Egyptian opposition Islamists held for 15 days
Egyptian prosecutors have ordered that 140 members of the opposition Muslim Brotherhood, including deputy leader Khairat el-Shatir, stay in detention for 15 days for questioning, judicial sources said on Saturday.
Police rounded up the Islamists on Thursday morning in a crackdown connected with student activism at al-Azhar University and a protest march in which several dozen Islamist students wore black militia-style uniforms and black balaclavas.
The prosecutors will investigate the possibility that the Brotherhood members had offensive weapons, took part in a public show of strength and possessed Muslim Brotherhood leaflets and documents, the sources said.
In their appearance before a state security prosecutor on Saturday, the students chose to wear white clothing of the kind worn by detainees in preventive detention, as if to say that their detention was a forgone conclusion.

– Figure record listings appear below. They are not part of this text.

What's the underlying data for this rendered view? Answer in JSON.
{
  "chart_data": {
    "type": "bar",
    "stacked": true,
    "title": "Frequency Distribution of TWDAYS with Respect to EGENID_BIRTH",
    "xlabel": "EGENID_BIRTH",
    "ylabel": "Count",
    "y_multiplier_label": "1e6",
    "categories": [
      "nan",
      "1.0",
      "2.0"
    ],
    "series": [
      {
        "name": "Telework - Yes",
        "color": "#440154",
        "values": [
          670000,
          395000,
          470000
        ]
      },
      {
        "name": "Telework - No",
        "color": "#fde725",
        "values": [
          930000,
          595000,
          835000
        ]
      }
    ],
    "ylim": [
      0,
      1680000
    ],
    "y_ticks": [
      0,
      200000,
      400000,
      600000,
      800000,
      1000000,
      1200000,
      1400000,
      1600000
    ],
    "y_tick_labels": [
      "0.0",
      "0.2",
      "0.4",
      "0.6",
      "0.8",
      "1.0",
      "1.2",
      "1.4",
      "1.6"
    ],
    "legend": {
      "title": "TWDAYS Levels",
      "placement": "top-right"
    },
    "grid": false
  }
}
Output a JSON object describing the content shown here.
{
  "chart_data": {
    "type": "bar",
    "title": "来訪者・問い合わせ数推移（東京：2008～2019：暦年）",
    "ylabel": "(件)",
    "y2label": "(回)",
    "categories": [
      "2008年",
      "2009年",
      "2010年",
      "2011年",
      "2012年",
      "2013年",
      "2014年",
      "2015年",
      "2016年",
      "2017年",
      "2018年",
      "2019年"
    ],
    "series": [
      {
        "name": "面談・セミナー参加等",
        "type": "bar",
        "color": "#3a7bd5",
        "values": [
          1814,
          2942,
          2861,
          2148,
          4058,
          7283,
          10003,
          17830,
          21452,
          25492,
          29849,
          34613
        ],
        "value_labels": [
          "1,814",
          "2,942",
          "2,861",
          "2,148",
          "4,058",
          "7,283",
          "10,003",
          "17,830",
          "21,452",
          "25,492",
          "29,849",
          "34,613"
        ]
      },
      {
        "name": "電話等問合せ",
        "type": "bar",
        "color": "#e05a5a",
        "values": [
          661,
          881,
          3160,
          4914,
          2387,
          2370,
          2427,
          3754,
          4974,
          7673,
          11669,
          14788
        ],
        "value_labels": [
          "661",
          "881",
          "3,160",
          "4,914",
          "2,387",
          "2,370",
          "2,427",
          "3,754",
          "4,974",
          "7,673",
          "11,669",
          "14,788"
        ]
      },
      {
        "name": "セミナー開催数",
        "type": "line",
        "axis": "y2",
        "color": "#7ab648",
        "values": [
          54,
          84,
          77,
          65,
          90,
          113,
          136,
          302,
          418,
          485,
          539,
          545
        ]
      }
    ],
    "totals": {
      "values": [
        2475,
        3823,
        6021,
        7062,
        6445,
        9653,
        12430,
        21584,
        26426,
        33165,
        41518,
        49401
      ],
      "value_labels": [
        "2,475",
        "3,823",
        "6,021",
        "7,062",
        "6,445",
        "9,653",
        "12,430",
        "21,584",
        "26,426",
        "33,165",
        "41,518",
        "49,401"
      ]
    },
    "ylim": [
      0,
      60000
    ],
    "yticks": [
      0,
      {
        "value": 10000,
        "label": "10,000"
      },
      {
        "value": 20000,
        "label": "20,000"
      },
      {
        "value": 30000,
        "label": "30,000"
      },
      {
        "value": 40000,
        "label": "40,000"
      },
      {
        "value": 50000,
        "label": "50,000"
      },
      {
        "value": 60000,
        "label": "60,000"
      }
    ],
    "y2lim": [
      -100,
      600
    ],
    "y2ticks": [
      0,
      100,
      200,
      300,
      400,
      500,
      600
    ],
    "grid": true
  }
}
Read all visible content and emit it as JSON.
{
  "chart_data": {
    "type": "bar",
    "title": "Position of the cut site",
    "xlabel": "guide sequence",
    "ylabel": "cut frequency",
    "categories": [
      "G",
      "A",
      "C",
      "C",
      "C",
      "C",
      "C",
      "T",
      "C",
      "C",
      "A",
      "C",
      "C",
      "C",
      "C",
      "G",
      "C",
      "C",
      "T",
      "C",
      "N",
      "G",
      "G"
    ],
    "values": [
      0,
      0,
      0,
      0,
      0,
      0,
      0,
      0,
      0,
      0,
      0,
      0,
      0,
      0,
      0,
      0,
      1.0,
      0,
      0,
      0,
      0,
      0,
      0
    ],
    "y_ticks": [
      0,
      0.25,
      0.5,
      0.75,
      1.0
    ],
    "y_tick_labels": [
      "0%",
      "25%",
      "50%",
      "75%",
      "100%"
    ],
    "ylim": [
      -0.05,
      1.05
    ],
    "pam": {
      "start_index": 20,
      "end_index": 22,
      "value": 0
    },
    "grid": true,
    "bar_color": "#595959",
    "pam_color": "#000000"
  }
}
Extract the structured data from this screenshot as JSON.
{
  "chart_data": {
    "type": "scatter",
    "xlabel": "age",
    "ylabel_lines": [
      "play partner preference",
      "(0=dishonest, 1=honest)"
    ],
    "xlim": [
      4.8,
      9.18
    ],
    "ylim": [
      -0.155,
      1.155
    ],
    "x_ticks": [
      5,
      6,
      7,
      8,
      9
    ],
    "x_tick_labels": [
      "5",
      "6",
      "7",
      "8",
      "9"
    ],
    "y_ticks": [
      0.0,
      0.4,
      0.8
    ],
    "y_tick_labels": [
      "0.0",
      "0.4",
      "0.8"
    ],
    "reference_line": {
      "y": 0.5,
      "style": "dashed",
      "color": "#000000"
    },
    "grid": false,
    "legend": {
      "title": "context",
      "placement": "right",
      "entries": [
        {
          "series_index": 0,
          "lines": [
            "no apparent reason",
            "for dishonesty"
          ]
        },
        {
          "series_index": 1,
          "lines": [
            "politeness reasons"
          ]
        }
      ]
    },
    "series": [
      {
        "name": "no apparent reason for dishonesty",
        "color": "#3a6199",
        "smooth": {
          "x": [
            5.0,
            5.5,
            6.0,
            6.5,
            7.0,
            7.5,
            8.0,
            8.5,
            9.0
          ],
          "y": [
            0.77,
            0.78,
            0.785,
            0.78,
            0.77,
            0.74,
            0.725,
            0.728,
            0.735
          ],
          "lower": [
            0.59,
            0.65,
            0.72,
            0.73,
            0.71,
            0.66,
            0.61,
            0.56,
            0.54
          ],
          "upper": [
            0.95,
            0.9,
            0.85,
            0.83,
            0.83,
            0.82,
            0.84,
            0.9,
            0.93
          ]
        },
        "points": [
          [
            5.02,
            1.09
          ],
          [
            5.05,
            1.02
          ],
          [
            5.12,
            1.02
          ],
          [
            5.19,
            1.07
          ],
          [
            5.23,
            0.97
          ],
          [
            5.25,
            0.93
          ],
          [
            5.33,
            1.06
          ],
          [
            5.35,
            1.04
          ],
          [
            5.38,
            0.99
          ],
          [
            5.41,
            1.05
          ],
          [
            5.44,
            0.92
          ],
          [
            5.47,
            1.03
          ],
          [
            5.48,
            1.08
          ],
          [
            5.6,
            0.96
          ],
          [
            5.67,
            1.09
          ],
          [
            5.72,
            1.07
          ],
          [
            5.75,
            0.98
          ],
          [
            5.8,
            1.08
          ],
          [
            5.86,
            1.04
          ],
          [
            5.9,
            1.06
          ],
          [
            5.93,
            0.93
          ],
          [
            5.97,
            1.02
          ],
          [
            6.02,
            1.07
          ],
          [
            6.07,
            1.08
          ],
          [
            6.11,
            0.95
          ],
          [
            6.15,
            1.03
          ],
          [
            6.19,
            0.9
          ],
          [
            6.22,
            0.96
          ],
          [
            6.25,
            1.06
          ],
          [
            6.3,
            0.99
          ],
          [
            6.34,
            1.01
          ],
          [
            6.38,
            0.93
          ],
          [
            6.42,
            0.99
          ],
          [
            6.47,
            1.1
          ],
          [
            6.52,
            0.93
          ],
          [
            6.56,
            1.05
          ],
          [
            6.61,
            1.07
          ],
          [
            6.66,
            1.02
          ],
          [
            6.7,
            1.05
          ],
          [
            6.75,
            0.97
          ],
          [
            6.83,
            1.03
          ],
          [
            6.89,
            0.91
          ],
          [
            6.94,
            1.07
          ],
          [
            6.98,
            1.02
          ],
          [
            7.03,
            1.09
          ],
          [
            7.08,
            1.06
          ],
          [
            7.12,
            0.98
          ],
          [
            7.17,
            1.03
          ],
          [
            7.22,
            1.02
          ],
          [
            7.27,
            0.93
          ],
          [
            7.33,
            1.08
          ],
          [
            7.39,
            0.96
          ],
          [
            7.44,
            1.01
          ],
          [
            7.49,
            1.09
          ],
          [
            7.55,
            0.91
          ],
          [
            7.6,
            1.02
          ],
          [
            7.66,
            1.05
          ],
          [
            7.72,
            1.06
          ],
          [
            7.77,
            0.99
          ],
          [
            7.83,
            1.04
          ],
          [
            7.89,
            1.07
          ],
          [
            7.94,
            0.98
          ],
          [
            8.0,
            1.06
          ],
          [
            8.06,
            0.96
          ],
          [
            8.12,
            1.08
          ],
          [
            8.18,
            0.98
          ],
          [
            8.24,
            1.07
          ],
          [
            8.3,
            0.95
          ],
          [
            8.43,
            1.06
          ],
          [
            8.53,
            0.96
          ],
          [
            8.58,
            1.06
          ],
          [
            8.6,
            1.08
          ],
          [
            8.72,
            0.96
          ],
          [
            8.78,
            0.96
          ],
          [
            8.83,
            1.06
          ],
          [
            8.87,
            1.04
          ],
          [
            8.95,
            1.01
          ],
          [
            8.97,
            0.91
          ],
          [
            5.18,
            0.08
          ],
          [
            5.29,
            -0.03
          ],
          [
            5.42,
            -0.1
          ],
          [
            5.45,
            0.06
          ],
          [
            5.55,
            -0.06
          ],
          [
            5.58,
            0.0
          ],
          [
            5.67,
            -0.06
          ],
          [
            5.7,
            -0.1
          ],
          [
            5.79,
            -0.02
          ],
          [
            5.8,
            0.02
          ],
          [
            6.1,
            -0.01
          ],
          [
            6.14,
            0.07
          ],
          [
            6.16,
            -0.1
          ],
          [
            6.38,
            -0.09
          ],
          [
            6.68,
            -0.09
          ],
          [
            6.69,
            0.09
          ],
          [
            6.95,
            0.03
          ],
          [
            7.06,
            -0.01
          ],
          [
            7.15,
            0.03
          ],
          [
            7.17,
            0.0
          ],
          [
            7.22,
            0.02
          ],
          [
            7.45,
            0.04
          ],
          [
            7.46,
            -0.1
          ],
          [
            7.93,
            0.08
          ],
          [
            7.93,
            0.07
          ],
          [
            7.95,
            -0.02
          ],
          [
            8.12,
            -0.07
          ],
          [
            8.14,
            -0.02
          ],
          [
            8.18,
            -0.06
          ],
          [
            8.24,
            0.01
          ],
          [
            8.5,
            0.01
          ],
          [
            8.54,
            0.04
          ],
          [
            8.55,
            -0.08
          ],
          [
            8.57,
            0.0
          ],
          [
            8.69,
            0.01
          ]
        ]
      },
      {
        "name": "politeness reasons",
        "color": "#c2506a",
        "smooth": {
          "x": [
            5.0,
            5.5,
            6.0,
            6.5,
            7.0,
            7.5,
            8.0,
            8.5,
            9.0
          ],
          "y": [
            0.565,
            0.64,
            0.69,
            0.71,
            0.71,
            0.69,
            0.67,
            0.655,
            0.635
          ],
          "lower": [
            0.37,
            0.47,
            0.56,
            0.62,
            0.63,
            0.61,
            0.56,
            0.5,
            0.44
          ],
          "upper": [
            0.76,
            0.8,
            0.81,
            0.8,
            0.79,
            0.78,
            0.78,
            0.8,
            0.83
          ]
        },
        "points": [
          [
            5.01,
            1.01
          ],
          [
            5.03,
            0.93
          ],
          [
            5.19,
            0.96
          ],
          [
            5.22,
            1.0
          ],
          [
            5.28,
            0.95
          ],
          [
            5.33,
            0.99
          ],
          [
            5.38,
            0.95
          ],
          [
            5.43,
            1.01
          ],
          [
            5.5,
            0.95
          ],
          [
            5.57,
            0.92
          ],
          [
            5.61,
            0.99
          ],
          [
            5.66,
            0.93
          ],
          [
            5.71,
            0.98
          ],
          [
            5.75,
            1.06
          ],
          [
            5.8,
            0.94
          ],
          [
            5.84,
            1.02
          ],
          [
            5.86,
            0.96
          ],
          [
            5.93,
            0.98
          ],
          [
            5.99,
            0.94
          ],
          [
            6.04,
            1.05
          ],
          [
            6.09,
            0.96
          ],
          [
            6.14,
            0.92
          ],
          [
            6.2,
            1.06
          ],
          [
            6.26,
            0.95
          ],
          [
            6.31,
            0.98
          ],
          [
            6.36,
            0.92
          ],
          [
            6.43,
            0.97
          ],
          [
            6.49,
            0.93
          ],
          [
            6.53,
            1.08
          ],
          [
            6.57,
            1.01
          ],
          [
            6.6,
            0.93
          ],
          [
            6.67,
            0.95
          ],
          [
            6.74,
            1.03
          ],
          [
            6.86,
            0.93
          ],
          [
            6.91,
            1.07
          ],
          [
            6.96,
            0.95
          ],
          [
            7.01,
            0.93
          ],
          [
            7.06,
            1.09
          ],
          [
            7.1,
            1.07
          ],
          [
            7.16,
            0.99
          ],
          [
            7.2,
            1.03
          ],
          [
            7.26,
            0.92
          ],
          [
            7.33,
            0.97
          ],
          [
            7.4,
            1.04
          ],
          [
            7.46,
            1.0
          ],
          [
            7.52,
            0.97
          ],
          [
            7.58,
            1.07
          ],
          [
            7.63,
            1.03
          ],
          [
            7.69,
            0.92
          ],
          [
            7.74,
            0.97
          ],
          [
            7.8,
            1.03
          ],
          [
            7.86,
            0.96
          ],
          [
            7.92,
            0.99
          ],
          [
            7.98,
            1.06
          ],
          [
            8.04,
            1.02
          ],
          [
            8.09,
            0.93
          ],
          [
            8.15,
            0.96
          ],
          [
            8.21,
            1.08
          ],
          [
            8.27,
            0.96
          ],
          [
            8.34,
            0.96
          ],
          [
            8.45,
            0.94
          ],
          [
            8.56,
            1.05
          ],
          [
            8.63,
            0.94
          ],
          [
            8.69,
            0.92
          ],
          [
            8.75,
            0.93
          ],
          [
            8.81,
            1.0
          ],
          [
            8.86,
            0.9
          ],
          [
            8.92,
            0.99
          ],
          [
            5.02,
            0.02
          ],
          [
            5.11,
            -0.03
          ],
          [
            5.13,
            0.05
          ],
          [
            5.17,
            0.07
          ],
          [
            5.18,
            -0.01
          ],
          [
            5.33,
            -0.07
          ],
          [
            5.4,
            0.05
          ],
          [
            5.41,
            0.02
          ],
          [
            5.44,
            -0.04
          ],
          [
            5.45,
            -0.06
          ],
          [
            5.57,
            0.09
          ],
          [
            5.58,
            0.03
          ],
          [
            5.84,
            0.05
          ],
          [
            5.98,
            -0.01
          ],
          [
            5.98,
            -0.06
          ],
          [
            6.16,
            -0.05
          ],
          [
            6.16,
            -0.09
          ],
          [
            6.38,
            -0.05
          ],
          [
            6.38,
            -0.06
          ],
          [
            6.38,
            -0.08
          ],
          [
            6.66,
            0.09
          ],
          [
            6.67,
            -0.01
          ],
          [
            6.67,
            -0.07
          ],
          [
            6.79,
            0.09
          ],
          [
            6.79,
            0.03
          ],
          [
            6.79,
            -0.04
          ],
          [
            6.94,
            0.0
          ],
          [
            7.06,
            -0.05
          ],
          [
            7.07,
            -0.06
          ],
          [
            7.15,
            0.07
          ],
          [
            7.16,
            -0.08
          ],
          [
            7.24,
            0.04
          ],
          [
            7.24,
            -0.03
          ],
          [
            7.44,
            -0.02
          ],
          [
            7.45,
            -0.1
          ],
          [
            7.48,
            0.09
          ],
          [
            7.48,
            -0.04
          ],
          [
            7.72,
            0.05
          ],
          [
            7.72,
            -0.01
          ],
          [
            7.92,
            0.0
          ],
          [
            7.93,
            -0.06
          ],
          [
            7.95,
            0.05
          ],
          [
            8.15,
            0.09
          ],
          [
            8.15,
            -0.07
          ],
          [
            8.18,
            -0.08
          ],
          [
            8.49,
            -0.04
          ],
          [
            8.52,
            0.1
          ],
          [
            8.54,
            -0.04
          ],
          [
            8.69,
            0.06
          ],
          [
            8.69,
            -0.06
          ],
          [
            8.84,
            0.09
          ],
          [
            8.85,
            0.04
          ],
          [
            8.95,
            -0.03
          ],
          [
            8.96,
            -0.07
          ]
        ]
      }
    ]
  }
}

Prosecutors showed the students confiscated military-style clothing, but the students refused to speak and their lawyers walked out in protest. A Brotherhood official said police initially arrested 180 people and released 40 of them on Friday.
The other deputy leader of the Brotherhood, Mohamed Habib, said in an interview the arrests were a smokescreen to reduce the opposition to the constitutional amendments which the government plans to present to parliament. "It's a preemptive strike so that no opponents of the regime are left on the scene. The regime has taken this talk about the march as a pretext for unjustified detention," Habib told the Iranian satellite channel al-Alam.
The ruling National Democratic Party has not released its proposals for changing the constitution but analysts say they doubt the next version will remove the obstacles to the Brotherhood fielding a presidential candidate.
Shatir, one of two deputies to Brotherhood General Guide Mohamed Mahdi Akef, is the most senior member of the Islamist group detained since Mahmoud Ezzat, the secretary-general of its Guidance Office, was released in August last year.
An Interior Ministry statement said the Brotherhood leadership had planned and incited acts of public disorder this week at al-Azhar University. The Brotherhood is the country's largest opposition group, with 88 members in the 454-seat lower house of parliament.
It says its aim is to persuade Egyptians by democratic means to choose an Islamic state. The government refuses to recognise the movement and the police frequently harass its members by detaining them without charge, sometimes for many months at a stretch.